St John’s Gate
Lonely Planet review for St John’s Gate
This surprisingly out-of-place medieval gate cutting across St John’s Lane is no modern folly, but the real deal. It dates from the early 16th century and was heavily restored 300 years later. During the Crusades, the Knights of St John of Jerusalem, soldiers who took on a nursing role, established a priory in Clerkenwell that originally covered around 4 hectares. The gate was built in 1504 as a grand entrance to their church, St John’s Clerkenwell in St John’s Sq. Although most of the buildings were destroyed when Henry VIII dissolved every priory in the country between 1536 and 1540, the gate lived on.
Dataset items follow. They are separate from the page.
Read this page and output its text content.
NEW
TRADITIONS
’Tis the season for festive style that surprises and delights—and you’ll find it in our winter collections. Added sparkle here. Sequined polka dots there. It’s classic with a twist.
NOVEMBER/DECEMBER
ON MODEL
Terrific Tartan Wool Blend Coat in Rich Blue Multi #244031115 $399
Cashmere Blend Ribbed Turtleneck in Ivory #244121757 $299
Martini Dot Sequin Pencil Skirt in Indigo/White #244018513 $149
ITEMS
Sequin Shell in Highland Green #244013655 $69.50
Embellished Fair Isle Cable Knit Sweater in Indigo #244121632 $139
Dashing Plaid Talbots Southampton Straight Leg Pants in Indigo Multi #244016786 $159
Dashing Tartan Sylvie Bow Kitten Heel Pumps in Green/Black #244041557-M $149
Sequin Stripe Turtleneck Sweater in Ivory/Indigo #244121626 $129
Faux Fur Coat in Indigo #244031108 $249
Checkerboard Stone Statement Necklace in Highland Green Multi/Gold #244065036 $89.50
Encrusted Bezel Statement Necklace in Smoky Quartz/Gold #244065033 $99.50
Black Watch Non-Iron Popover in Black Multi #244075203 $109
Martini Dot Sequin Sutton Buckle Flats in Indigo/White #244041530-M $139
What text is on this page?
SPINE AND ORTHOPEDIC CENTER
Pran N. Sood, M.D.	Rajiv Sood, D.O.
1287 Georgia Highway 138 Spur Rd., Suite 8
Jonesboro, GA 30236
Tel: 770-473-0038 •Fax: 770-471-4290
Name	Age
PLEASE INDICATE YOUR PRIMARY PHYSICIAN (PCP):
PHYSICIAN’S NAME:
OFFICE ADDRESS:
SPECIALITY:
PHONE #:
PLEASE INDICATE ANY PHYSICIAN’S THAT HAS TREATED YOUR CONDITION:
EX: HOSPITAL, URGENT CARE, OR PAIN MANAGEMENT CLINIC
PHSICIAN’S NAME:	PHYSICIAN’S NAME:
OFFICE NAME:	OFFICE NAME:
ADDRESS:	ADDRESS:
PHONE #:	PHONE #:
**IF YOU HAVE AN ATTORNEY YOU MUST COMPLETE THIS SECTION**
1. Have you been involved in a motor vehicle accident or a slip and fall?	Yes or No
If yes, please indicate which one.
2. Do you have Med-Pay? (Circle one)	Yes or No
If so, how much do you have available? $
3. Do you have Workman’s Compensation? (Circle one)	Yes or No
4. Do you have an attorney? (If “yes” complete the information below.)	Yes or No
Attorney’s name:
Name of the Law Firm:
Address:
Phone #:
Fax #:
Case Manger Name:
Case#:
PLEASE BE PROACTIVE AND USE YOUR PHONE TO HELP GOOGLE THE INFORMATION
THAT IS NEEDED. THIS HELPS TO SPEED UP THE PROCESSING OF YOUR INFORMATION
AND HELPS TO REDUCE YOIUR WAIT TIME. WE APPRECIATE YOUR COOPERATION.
It had a varied afterlife, not least as a Latin-speaking coffee house run, without much success, by William Hogarth’s father during Queen Anne’s reign.
The restoration dates from the period when it housed the Old Jerusalem Tavern in the 19th century. A pub of (almost) that name can now be found round the corner on Britton St. Inside St John’s Gate is the small Order of St John Museum. Definitely try to time your visit for one of the guided tours of the gate and the restored church remains, though. This includes the fine Norman crypt with a sturdy alabaster monument commemorating a Castilian knight (1575); a battered monument portraying the last prior, William Weston, as a skeleton in a shroud; and stained-glass windows showing the main figures in the story. You’ll also be shown the sumptuous Chapter Hall where the Chapter General of the Order meets every three months.